Extent of Basment Flooding
  • Significant visible mold growth was noted on the ceiling of the bathroom.
  • Bathroom had a suspended ceiling which appears to have trapped water vapor and caused condensation to form.  This appears to be the source of the mold growth.
  • No ventilation fan was observed in bathroom.
  • Bottom of bathroom door was flaking paint and is likely a lead based paint hazard.


  • Recommend removal of visible mold growth under full containment and utilizing a negative pressure, HEPA air filtration system.
  • Personal protective equipment must be worn during any remediation work.
  • All mold remediation must be conducted using Lead Safe practices.
  •  Recommend removal of all three-dimensional mold growth from bathroom ceiling via HEPA vacuum.
  • Recommend a two stage, chemical treatment to bathroom ceiling to kill and encapsulate any remaining mold and/or staining.
  • Recommend installing a Panasonic Whisper Green® ventilation fan in bathroom to assist in evacuating the relative humidity from inside the building.  Whisper Green ventilation fans operate consistently at a low volume (30 cfm) and automatically ramp up to a higher volume (80 cfm) when a motion sensor is activated.
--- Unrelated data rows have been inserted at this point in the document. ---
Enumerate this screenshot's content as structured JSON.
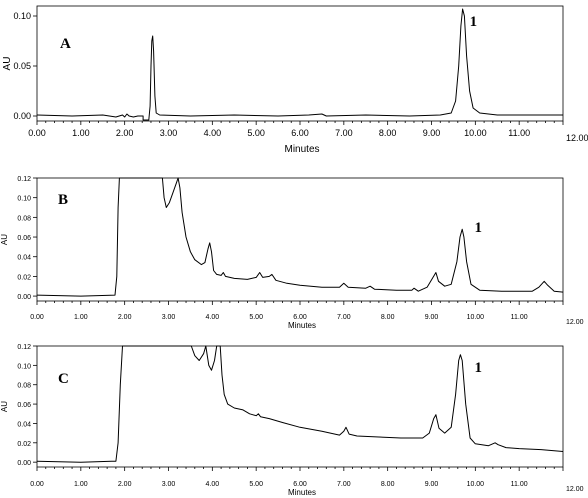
{
  "chart_data": [
    {
      "type": "line",
      "panel_label": "A",
      "xlabel": "Minutes",
      "ylabel": "AU",
      "xlim": [
        0,
        12
      ],
      "ylim": [
        -0.005,
        0.11
      ],
      "x_ticks": [
        "0.00",
        "1.00",
        "2.00",
        "3.00",
        "4.00",
        "5.00",
        "6.00",
        "7.00",
        "8.00",
        "9.00",
        "10.00",
        "11.00",
        "12.00"
      ],
      "y_ticks": [
        "0.00",
        "0.05",
        "0.10"
      ],
      "y_tick_values": [
        0,
        0.05,
        0.1
      ],
      "peak_labels": [
        {
          "text": "1",
          "x": 9.87,
          "y": 0.09
        }
      ],
      "series": [
        {
          "points": [
            [
              0,
              0.001
            ],
            [
              0.8,
              0.0
            ],
            [
              1.5,
              0.001
            ],
            [
              1.8,
              -0.001
            ],
            [
              1.95,
              0.001
            ],
            [
              2.0,
              -0.001
            ],
            [
              2.05,
              0.002
            ],
            [
              2.1,
              0.0
            ],
            [
              2.2,
              -0.001
            ],
            [
              2.3,
              0.0
            ],
            [
              2.42,
              0.0
            ],
            [
              2.42,
              -0.004
            ],
            [
              2.55,
              -0.004
            ],
            [
              2.58,
              0.01
            ],
            [
              2.6,
              0.05
            ],
            [
              2.62,
              0.075
            ],
            [
              2.64,
              0.08
            ],
            [
              2.66,
              0.065
            ],
            [
              2.69,
              0.02
            ],
            [
              2.72,
              0.003
            ],
            [
              2.8,
              0.001
            ],
            [
              3.5,
              0.0
            ],
            [
              4.5,
              0.001
            ],
            [
              5.5,
              0.0
            ],
            [
              6.2,
              0.001
            ],
            [
              6.5,
              0.002
            ],
            [
              6.6,
              0.0
            ],
            [
              7.5,
              0.001
            ],
            [
              8.5,
              0.0
            ],
            [
              9.2,
              0.001
            ],
            [
              9.45,
              0.003
            ],
            [
              9.55,
              0.015
            ],
            [
              9.62,
              0.05
            ],
            [
              9.67,
              0.09
            ],
            [
              9.71,
              0.107
            ],
            [
              9.75,
              0.1
            ],
            [
              9.8,
              0.06
            ],
            [
              9.87,
              0.025
            ],
            [
              9.95,
              0.008
            ],
            [
              10.1,
              0.003
            ],
            [
              10.5,
              0.001
            ],
            [
              11,
              0.001
            ],
            [
              12,
              0.001
            ]
          ]
        }
      ]
    },
    {
      "type": "line",
      "panel_label": "B",
      "xlabel": "Minutes",
      "ylabel": "AU",
      "xlim": [
        0,
        12
      ],
      "ylim": [
        -0.005,
        0.12
      ],
      "x_ticks": [
        "0.00",
        "1.00",
        "2.00",
        "3.00",
        "4.00",
        "5.00",
        "6.00",
        "7.00",
        "8.00",
        "9.00",
        "10.00",
        "11.00",
        "12.00"
      ],
      "y_ticks": [
        "0.00",
        "0.02",
        "0.04",
        "0.06",
        "0.08",
        "0.10",
        "0.12"
      ],
      "y_tick_values": [
        0,
        0.02,
        0.04,
        0.06,
        0.08,
        0.1,
        0.12
      ],
      "peak_labels": [
        {
          "text": "1",
          "x": 9.98,
          "y": 0.065
        }
      ],
      "series": [
        {
          "points": [
            [
              0,
              0.001
            ],
            [
              1.0,
              0.0
            ],
            [
              1.78,
              0.001
            ],
            [
              1.82,
              0.02
            ],
            [
              1.85,
              0.09
            ],
            [
              1.88,
              0.12
            ],
            [
              2.86,
              0.12
            ],
            [
              2.9,
              0.1
            ],
            [
              2.95,
              0.09
            ],
            [
              3.02,
              0.095
            ],
            [
              3.1,
              0.105
            ],
            [
              3.18,
              0.115
            ],
            [
              3.22,
              0.12
            ],
            [
              3.26,
              0.11
            ],
            [
              3.31,
              0.085
            ],
            [
              3.4,
              0.06
            ],
            [
              3.5,
              0.045
            ],
            [
              3.6,
              0.037
            ],
            [
              3.75,
              0.032
            ],
            [
              3.83,
              0.034
            ],
            [
              3.9,
              0.048
            ],
            [
              3.94,
              0.054
            ],
            [
              3.98,
              0.045
            ],
            [
              4.03,
              0.026
            ],
            [
              4.1,
              0.022
            ],
            [
              4.2,
              0.021
            ],
            [
              4.25,
              0.024
            ],
            [
              4.3,
              0.02
            ],
            [
              4.5,
              0.018
            ],
            [
              4.8,
              0.017
            ],
            [
              5.0,
              0.019
            ],
            [
              5.08,
              0.024
            ],
            [
              5.15,
              0.019
            ],
            [
              5.3,
              0.02
            ],
            [
              5.36,
              0.022
            ],
            [
              5.45,
              0.016
            ],
            [
              5.7,
              0.013
            ],
            [
              6.0,
              0.011
            ],
            [
              6.5,
              0.009
            ],
            [
              6.9,
              0.009
            ],
            [
              7.0,
              0.013
            ],
            [
              7.1,
              0.009
            ],
            [
              7.5,
              0.008
            ],
            [
              7.6,
              0.01
            ],
            [
              7.7,
              0.007
            ],
            [
              8.2,
              0.006
            ],
            [
              8.55,
              0.006
            ],
            [
              8.6,
              0.008
            ],
            [
              8.7,
              0.005
            ],
            [
              8.9,
              0.009
            ],
            [
              9.02,
              0.018
            ],
            [
              9.1,
              0.024
            ],
            [
              9.16,
              0.015
            ],
            [
              9.3,
              0.01
            ],
            [
              9.45,
              0.012
            ],
            [
              9.58,
              0.035
            ],
            [
              9.65,
              0.06
            ],
            [
              9.7,
              0.068
            ],
            [
              9.74,
              0.06
            ],
            [
              9.8,
              0.035
            ],
            [
              9.9,
              0.012
            ],
            [
              10.1,
              0.006
            ],
            [
              10.6,
              0.005
            ],
            [
              11.0,
              0.005
            ],
            [
              11.3,
              0.005
            ],
            [
              11.45,
              0.009
            ],
            [
              11.57,
              0.015
            ],
            [
              11.65,
              0.011
            ],
            [
              11.8,
              0.005
            ],
            [
              12,
              0.004
            ]
          ]
        }
      ]
    },
    {
      "type": "line",
      "panel_label": "C",
      "xlabel": "Minutes",
      "ylabel": "AU",
      "xlim": [
        0,
        12
      ],
      "ylim": [
        -0.005,
        0.12
      ],
      "x_ticks": [
        "0.00",
        "1.00",
        "2.00",
        "3.00",
        "4.00",
        "5.00",
        "6.00",
        "7.00",
        "8.00",
        "9.00",
        "10.00",
        "11.00",
        "12.00"
      ],
      "y_ticks": [
        "0.00",
        "0.02",
        "0.04",
        "0.06",
        "0.08",
        "0.10",
        "0.12"
      ],
      "y_tick_values": [
        0,
        0.02,
        0.04,
        0.06,
        0.08,
        0.1,
        0.12
      ],
      "peak_labels": [
        {
          "text": "1",
          "x": 9.98,
          "y": 0.093
        }
      ],
      "series": [
        {
          "points": [
            [
              0,
              0.001
            ],
            [
              1.0,
              0.0
            ],
            [
              1.7,
              0.001
            ],
            [
              1.8,
              0.001
            ],
            [
              1.85,
              0.02
            ],
            [
              1.9,
              0.08
            ],
            [
              1.95,
              0.12
            ],
            [
              3.52,
              0.12
            ],
            [
              3.6,
              0.11
            ],
            [
              3.7,
              0.105
            ],
            [
              3.8,
              0.112
            ],
            [
              3.85,
              0.12
            ],
            [
              3.92,
              0.1
            ],
            [
              3.98,
              0.095
            ],
            [
              4.05,
              0.105
            ],
            [
              4.1,
              0.12
            ],
            [
              4.18,
              0.12
            ],
            [
              4.22,
              0.09
            ],
            [
              4.27,
              0.07
            ],
            [
              4.35,
              0.06
            ],
            [
              4.5,
              0.056
            ],
            [
              4.7,
              0.054
            ],
            [
              4.85,
              0.05
            ],
            [
              5.0,
              0.048
            ],
            [
              5.05,
              0.05
            ],
            [
              5.1,
              0.047
            ],
            [
              5.3,
              0.045
            ],
            [
              5.6,
              0.041
            ],
            [
              6.0,
              0.036
            ],
            [
              6.5,
              0.032
            ],
            [
              6.9,
              0.028
            ],
            [
              7.0,
              0.032
            ],
            [
              7.05,
              0.036
            ],
            [
              7.12,
              0.029
            ],
            [
              7.3,
              0.027
            ],
            [
              7.8,
              0.026
            ],
            [
              8.3,
              0.025
            ],
            [
              8.8,
              0.025
            ],
            [
              8.95,
              0.03
            ],
            [
              9.05,
              0.045
            ],
            [
              9.1,
              0.049
            ],
            [
              9.17,
              0.035
            ],
            [
              9.3,
              0.03
            ],
            [
              9.45,
              0.036
            ],
            [
              9.55,
              0.07
            ],
            [
              9.62,
              0.105
            ],
            [
              9.66,
              0.111
            ],
            [
              9.7,
              0.105
            ],
            [
              9.78,
              0.06
            ],
            [
              9.88,
              0.025
            ],
            [
              10.0,
              0.019
            ],
            [
              10.3,
              0.017
            ],
            [
              10.45,
              0.02
            ],
            [
              10.52,
              0.018
            ],
            [
              10.7,
              0.015
            ],
            [
              11.0,
              0.014
            ],
            [
              11.5,
              0.013
            ],
            [
              12,
              0.011
            ]
          ]
        }
      ]
    }
  ]
}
An integrated timer will maintain the higher volume for a set period of time and then return the fan to the lower operating level until activated again.


Main Floor

  • Several locations were observed where paint was peeling from surfaces. 
  • Linoleum flooring in bedroom may be asbestos and should be tested.


  • Recommend having a full lead based paint and asbestos survey done prior to any remodel work being conducted.